Novel treatments for drug-resistant epilepsy are required.
Optogenetics is a combination of optical and genetic methods used to control the activity of specific populations of excitable cells using light with high temporal and spatial resolution. Derived from microbial organisms, ‘opsin’ genes encode light-activated ion channels and pumps. Opsins can be genetically targeted to well-defined neuronal populations in mammalian brains using viral vectors. When exposed to light of an appropriate wavelength, the excitability of neurons can be increased or decreased optically on a millisecond timescale.
Comparison with existing method(s)
Alternative treatments for drug-resistant epilepsy such as vagal, cortical or subcortical stimulation, focal cooling, callosotomy, or ketogenic diet have met with limited success, whereas optogenetic approaches have shown considerable pre-clinical promise.

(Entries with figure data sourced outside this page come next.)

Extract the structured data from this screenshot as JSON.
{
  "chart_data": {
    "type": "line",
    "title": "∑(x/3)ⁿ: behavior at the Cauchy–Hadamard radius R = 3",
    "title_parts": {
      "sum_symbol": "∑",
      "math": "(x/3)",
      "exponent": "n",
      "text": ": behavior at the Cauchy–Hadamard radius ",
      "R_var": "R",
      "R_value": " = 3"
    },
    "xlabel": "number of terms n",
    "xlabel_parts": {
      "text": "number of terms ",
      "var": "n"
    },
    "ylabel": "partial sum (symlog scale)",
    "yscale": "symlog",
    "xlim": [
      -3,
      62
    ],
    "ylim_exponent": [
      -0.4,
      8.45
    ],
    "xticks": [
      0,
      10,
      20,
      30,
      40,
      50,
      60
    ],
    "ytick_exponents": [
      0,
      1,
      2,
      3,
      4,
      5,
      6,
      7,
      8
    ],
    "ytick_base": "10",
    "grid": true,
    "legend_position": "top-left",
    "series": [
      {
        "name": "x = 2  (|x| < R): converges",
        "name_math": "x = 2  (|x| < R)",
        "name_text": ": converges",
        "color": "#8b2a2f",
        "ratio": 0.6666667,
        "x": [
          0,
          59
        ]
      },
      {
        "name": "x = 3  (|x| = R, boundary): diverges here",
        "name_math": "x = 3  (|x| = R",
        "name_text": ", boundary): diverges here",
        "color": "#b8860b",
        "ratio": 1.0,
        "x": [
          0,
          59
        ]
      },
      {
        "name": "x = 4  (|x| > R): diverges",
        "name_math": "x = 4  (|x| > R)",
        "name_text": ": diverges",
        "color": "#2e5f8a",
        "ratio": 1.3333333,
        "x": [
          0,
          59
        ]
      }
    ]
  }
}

Several groups have reported that optogenetic approaches successfully attenuated epileptiform activity in different rodent models of epilepsy, providing proof of the principle that this approach may translate to an effective treatment for epilepsy patients. However, further studies are required to determine the optimal opsin, in which types (or subtypes) of neurons it should be expressed, and what are the most efficient temporal profiles of photostimulation. Although invasive due to the need to inject a viral vector into the brain and implant a device to deliver light to opsin-transduced neurons, this approach has the potential to be effective in suppressing spontaneous seizures while avoiding the side-effects of anti-epileptic drugs (AEDs) or the need to permanently excise regions of the brain. Optogenetic approaches may treat drug-refractory epilepsies.